Beantwortung zur Anfrage

337/2002

Landeshauptstadt Stuttgart Stuttgart, 11/29/2002
Der Oberbürgermeister
GZ: OB 6116-07



Beantwortung zur Anfrage
Stadträtinnen/Stadträte - Fraktionen
    SPD-Gemeinderatsfraktion
Datum
    09/30/2002
Betreff
    FNP-Änderung Rohrer Weg, Stuttgart-Möhringen
Anlagen
    Text der Anfragen/ der Anträge
Beantwortung/ Stellungnahme:

Anlagen:
Text der Anfrage


Stellungnahme:

Im Dezember 1990 wurde die Untersuchung zur ökologischen Bedeutung des Streuobstwiesenbereiches im Gebiet “Am Rohrer Weg/Sindelbach” vorgelegt und dabei dessen Naturschutzwürdigkeit festgestellt. Als Konsequenz beschloss der Gemeinderat 1992, die geplante Wohnbaufläche des FNP 90 (1984 genehmigt) nach Süden in die Feldflur zu verschieben und eine entsprechende FNP-Änderung und Bebauungsplanung einzuleiten.
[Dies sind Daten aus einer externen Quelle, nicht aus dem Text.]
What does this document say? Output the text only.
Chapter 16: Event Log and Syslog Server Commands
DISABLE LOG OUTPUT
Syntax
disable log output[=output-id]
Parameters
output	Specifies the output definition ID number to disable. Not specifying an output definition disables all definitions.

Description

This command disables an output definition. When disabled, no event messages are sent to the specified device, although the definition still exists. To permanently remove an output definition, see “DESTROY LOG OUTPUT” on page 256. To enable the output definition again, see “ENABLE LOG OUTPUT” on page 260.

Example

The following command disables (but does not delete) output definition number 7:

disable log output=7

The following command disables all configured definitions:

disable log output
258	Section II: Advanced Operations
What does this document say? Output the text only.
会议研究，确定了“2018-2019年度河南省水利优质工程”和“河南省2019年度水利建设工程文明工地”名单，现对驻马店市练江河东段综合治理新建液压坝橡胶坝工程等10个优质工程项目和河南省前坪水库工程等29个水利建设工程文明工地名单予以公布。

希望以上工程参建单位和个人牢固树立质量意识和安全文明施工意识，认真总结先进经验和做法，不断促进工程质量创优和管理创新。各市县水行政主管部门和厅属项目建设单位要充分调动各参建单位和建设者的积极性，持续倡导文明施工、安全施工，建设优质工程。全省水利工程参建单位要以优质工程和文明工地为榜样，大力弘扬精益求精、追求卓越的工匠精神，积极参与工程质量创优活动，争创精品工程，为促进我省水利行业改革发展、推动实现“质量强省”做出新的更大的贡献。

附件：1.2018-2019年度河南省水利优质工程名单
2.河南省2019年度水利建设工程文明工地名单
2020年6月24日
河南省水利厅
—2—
Da das FNP-Änderungsverfahren noch nicht abgeschlossen war, wurde 1995 die gesamte Randzone um die geplante W-Fläche an der Grenze des FNP 90 unter Landschaftsschutz gestellt. Zuvor waren nur die Flurstücke in der Talaue beidseits des Sindelbachs seit 1961 im Landschaftsschutzgebiet Nr. 30.


Fragen aus der öffentlichen Diskussion


1. Recht auf Bebauung

Ein Bauanspruch besteht nicht.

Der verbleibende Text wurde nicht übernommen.